A client with renal calculi is prescribed tamsulosin. The nurse explains it:
- A. Dissolves stones.
- B. Relaxes ureter muscles.
- C. Reduces urine output.
- D. Prevents infection.
Correct Answer: B
Rationale: Tamsulosin relaxes ureter muscles, aiding stone passage.
A client is admitted to the hospital with a diagnosis of renal calculi. The client is experiencing severe flank pain and nausea; the temperature is 100.6°F (38.1°C). Which of the following would be a priority outcome for this client?
- A. Prevention of urinary tract complications.
- B. Alleviation of nausea.
- C. Alleviation of pain.
- D. Maintenance of fluid and electrolyte balance.
Correct Answer: C
Rationale: Severe flank pain is the most urgent issue, making pain alleviation the priority outcome to ensure client comfort and stability.

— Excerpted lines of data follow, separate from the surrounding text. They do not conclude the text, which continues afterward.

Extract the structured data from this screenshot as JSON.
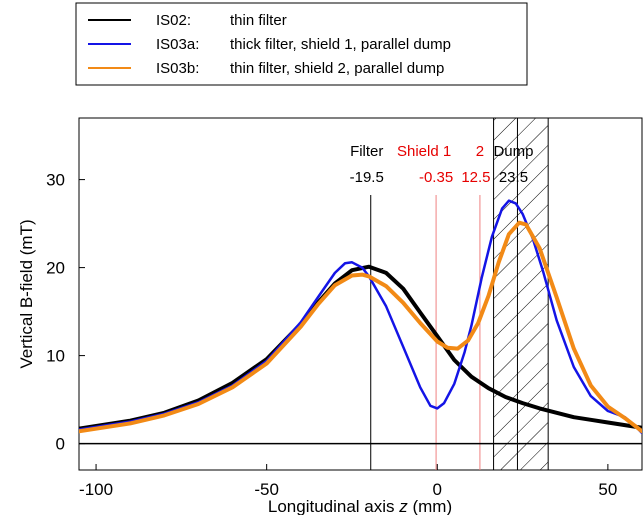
{
  "chart_data": {
    "type": "line",
    "xlabel_prefix": "Longitudinal axis ",
    "xlabel_var": "z",
    "xlabel_suffix": " (mm)",
    "ylabel": "Vertical B-field (mT)",
    "xlim": [
      -105,
      60
    ],
    "ylim": [
      -3,
      37
    ],
    "xticks": [
      -100,
      -50,
      0,
      50
    ],
    "yticks": [
      0,
      10,
      20,
      30
    ],
    "legend_position": "top-left, outside plot",
    "colors": {
      "black": "#000000",
      "blue": "#1414e6",
      "orange": "#f28a16",
      "red": "#e60000",
      "red_line": "#f08080"
    },
    "series": [
      {
        "name": "IS02:",
        "desc": "thin filter",
        "color": "#000000",
        "width": 4,
        "x": [
          -105,
          -90,
          -80,
          -70,
          -60,
          -50,
          -40,
          -35,
          -30,
          -25,
          -20,
          -15,
          -10,
          -5,
          0,
          5,
          10,
          15,
          20,
          25,
          30,
          35,
          40,
          45,
          50,
          55,
          60
        ],
        "y": [
          1.7,
          2.6,
          3.5,
          4.9,
          6.9,
          9.6,
          13.6,
          16.0,
          18.2,
          19.7,
          20.1,
          19.4,
          17.6,
          14.9,
          12.2,
          9.5,
          7.6,
          6.3,
          5.3,
          4.6,
          4.0,
          3.5,
          3.0,
          2.7,
          2.4,
          2.1,
          1.8
        ]
      },
      {
        "name": "IS03a:",
        "desc": "thick filter, shield 1, parallel dump",
        "color": "#1414e6",
        "width": 2.5,
        "x": [
          -105,
          -90,
          -80,
          -70,
          -60,
          -50,
          -40,
          -35,
          -30,
          -27,
          -25,
          -22,
          -20,
          -15,
          -10,
          -5,
          -2,
          0,
          2,
          5,
          8,
          10,
          13,
          16,
          19,
          21,
          23,
          25,
          28,
          31,
          35,
          40,
          45,
          50,
          55,
          58,
          60
        ],
        "y": [
          1.6,
          2.5,
          3.4,
          4.7,
          6.6,
          9.4,
          13.8,
          16.6,
          19.4,
          20.5,
          20.6,
          20.0,
          19.0,
          15.6,
          11.0,
          6.4,
          4.3,
          4.0,
          4.6,
          6.8,
          10.4,
          13.4,
          18.8,
          23.5,
          26.7,
          27.6,
          27.3,
          26.1,
          23.3,
          19.6,
          14.0,
          8.7,
          5.4,
          3.7,
          3.0,
          2.0,
          1.2
        ]
      },
      {
        "name": "IS03b:",
        "desc": "thin filter, shield 2, parallel dump",
        "color": "#f28a16",
        "width": 4,
        "x": [
          -105,
          -90,
          -80,
          -70,
          -60,
          -50,
          -40,
          -35,
          -30,
          -25,
          -22,
          -20,
          -15,
          -10,
          -5,
          0,
          3,
          6,
          9,
          12,
          15,
          18,
          21,
          24,
          26,
          30,
          35,
          40,
          45,
          50,
          55,
          58,
          60
        ],
        "y": [
          1.4,
          2.3,
          3.2,
          4.5,
          6.4,
          9.1,
          13.3,
          15.8,
          18.0,
          19.1,
          19.2,
          19.0,
          17.9,
          16.0,
          13.7,
          11.6,
          10.9,
          10.8,
          11.7,
          13.7,
          16.8,
          20.6,
          23.8,
          25.1,
          24.9,
          22.2,
          16.6,
          10.8,
          6.6,
          4.2,
          2.9,
          2.0,
          1.4
        ]
      }
    ],
    "vlines": [
      {
        "label": "Filter",
        "value": "-19.5",
        "x": -19.5,
        "kind": "black"
      },
      {
        "label": "Shield 1",
        "value": "-0.35",
        "x": -0.35,
        "kind": "red"
      },
      {
        "label": "2",
        "value": "12.5",
        "x": 12.5,
        "kind": "red"
      },
      {
        "label": "Dump",
        "value": "23.5",
        "x": 23.5,
        "kind": "black"
      }
    ],
    "dump_region": [
      16.5,
      32.5
    ]
  }
}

A client with vasospastic disorder (Raynaud's phenomenon) is scheduled for sympathectomy. This surgery is performed:
- A. In the early stages of the disease to prevent further circulatory disturbances
- B. When the disease is controlled by medication
- C. When the client is unable to control stress-related vasospasm
- D. When all other treatment alternatives have failed
Correct Answer: D
Rationale: Sympathectomy, which severs sympathetic nerves to reduce vasospasm, is a last-resort treatment for Raynaud's when all other options (medications, lifestyle changes) fail. It is not performed early, when controlled, or solely for stress-related vasospasm.